UCLA school of nursing has done a study showing that fat and thin children when doing lifestyle changes rather than dieting improved their health with very little weight loss.
"These findings suggest that short-term lifestyle modifications through changing diet and exercise can have an immediate impact on improving risk factors such as cardiovascular disease and diabetes," said Christian Roberts, an associate research professor at the UCLA School of Nursing and the study's lead author. "This work underscores the need to focus on changing lifestyle as opposed to focusing on body weight and weight loss.
Duke, instead of the usual banter of either get thin or die or lose just 5-10% is now on the "Just maintain."

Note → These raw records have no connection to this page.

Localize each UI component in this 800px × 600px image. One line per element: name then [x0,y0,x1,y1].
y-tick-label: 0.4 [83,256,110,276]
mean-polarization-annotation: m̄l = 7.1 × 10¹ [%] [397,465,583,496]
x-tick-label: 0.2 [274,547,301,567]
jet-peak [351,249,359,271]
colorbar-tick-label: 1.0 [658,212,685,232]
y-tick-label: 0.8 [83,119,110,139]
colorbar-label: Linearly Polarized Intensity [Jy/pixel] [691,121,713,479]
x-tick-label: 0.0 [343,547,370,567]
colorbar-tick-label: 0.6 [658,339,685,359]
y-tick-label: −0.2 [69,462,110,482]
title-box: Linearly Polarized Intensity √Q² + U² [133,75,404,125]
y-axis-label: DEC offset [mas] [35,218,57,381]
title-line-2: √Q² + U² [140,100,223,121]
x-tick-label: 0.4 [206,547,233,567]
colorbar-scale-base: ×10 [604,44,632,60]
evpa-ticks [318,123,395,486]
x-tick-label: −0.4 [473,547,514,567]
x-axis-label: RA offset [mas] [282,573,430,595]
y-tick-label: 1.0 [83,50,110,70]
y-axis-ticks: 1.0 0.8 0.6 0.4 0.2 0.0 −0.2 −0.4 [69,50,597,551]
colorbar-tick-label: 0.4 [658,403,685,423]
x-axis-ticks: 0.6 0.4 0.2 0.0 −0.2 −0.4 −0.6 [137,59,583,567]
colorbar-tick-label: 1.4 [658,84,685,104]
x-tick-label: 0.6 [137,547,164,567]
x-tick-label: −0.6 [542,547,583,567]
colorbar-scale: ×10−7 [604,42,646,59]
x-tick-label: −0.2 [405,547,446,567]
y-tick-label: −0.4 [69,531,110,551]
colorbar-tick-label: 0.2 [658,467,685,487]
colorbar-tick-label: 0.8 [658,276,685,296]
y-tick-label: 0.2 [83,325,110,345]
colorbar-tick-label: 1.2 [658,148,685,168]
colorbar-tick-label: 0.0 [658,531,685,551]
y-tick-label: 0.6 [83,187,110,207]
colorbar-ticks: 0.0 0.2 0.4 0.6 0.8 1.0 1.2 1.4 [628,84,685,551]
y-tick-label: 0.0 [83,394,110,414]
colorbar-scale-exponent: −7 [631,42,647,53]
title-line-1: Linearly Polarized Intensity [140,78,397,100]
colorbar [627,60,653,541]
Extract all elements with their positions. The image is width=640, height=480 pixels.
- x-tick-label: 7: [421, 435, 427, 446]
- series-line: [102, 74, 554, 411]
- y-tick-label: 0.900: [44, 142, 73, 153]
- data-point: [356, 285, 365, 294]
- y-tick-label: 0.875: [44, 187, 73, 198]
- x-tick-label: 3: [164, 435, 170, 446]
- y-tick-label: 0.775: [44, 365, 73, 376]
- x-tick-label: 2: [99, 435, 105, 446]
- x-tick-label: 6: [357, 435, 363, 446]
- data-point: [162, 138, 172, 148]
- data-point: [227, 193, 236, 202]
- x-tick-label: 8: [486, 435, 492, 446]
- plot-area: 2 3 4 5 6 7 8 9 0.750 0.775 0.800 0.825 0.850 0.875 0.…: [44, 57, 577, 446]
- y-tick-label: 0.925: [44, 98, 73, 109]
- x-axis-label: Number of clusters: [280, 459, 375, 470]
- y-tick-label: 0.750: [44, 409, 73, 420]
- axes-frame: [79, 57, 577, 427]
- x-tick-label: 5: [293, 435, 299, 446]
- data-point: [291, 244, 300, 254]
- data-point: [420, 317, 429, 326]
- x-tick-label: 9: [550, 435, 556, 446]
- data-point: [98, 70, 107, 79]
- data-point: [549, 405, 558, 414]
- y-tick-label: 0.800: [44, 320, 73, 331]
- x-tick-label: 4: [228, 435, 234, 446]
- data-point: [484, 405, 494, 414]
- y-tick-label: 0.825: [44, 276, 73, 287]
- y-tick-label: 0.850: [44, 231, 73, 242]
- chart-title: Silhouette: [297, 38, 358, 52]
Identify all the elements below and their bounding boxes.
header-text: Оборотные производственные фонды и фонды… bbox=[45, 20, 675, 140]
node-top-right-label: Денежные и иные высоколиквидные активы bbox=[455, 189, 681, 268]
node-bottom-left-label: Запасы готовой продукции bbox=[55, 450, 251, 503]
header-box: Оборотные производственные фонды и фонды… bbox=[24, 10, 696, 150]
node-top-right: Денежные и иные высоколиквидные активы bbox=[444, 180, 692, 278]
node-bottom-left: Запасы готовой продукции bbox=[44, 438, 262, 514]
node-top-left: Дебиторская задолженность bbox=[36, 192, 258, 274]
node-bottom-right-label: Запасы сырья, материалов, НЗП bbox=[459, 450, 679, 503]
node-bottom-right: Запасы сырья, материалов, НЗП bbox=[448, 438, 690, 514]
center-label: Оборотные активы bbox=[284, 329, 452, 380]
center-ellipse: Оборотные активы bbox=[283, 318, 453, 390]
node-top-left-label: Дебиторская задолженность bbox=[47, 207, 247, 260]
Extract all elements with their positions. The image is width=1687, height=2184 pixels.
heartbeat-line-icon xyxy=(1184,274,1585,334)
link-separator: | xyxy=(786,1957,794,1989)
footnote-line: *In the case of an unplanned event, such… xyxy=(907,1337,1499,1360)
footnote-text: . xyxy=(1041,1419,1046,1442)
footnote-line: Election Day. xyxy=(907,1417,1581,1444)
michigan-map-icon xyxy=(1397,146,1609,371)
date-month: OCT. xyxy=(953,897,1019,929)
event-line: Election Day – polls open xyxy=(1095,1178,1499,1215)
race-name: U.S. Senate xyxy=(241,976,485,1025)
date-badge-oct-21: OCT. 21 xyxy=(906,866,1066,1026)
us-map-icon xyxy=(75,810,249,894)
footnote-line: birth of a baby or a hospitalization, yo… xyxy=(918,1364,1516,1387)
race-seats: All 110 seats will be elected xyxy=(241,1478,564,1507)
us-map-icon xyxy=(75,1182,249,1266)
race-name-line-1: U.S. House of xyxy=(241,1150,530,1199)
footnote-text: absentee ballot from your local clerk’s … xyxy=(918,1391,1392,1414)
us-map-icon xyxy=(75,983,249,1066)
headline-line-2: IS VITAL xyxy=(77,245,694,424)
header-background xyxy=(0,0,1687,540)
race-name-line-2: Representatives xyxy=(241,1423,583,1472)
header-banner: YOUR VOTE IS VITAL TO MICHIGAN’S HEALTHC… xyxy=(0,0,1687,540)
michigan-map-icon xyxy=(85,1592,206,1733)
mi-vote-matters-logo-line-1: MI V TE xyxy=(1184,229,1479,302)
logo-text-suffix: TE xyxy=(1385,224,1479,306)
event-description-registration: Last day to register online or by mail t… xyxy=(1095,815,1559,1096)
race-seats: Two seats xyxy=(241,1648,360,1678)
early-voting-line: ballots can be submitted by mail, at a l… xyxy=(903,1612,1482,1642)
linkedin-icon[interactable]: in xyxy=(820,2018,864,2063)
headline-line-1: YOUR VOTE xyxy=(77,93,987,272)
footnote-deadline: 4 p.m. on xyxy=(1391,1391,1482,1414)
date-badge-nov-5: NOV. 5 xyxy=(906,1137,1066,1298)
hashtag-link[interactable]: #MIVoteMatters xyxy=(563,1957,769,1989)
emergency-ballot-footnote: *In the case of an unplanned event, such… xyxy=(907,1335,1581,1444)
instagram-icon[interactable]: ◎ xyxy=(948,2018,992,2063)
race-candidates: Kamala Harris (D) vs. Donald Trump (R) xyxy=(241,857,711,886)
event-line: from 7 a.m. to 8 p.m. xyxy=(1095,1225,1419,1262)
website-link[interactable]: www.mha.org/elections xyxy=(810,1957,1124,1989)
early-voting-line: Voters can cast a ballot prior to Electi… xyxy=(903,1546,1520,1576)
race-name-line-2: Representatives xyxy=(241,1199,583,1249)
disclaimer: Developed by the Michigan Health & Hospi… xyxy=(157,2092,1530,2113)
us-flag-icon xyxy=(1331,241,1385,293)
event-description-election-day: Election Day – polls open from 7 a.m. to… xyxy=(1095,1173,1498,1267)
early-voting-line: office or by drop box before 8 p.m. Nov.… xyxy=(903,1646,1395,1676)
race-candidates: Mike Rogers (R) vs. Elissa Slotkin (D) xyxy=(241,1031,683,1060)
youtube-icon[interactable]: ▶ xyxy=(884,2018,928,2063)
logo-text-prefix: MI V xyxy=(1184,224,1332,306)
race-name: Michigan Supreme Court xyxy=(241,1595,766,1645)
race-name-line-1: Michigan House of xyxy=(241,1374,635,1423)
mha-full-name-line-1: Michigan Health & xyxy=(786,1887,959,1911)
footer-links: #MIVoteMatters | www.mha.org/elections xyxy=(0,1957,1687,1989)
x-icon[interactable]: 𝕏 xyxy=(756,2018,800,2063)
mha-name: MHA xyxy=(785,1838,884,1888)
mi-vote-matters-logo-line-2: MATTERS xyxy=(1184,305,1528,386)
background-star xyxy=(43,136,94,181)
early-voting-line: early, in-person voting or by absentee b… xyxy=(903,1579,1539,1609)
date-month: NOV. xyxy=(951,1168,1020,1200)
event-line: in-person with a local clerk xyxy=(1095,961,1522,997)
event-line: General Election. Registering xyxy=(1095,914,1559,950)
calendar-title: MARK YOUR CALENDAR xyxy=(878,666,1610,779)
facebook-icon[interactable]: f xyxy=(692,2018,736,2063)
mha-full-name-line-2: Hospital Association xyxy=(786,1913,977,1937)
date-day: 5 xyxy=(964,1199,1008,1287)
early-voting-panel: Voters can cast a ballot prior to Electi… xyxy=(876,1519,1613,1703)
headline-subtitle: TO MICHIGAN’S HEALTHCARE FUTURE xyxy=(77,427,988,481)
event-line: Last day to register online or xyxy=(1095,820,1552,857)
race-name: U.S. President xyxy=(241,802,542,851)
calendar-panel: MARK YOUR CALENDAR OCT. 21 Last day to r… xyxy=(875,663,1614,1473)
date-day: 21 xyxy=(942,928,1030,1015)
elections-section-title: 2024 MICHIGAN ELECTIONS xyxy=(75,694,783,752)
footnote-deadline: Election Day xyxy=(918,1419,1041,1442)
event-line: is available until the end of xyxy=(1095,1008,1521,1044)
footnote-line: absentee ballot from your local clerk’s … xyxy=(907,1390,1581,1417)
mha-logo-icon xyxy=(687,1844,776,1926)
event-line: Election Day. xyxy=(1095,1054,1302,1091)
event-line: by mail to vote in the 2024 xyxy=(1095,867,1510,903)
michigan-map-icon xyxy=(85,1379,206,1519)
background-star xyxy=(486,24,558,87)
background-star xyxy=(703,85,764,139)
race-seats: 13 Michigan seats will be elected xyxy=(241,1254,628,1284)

"Many people go to great lengths to lose weight when their doctor recommends it. They may try a series of diets or join a gym or undergo really complex medical regimens. The complexity of these treatments can make it difficult for many to lose a sufficient amount of weight," said lead author Gary Bennett, an associate professor of psychology and neuroscience and global health at Duke who studies obesity prevention.
Neither are exactly Health at Every Size (HAES™). Duke completely misses the boat by still focusing on weight rather than health. While both bring us closer to HAES as the removal of weight as a health indicator, the weight factor is still there especially with the Duke study. People sometimes gain weight from stress, aging, hormones, and certain medications. For the UCLA study, it assumes that being unhealthy leads to being fat (Although there is a little disclaimer that perhaps it is metabolic issues that cause fatness not the other way around).
Unhealthy lifestyle factors that begin in childhood, such as physical inactivity, lack of exercise training, and diets that are high in refined carbohydrates and fat, contribute to both the development of obesity and other chronic diseases, but it is unclear whether obesity itself or the associated lifestyle factors are underlying causes of cardiovascular and metabolic dysfunction and the related development of chronic disease.
Instead of telling people to just maintain, or lose a little or focusing on weight at all, they need to remove weight completely as a health indicator. This means that everyone, fat, thin, young, old, learns to listen to their body, give it the foods it needs (without a moral implication of it i.e. good vs bad foods), and love it without worry that it doesn't fit in the ever changing society norms.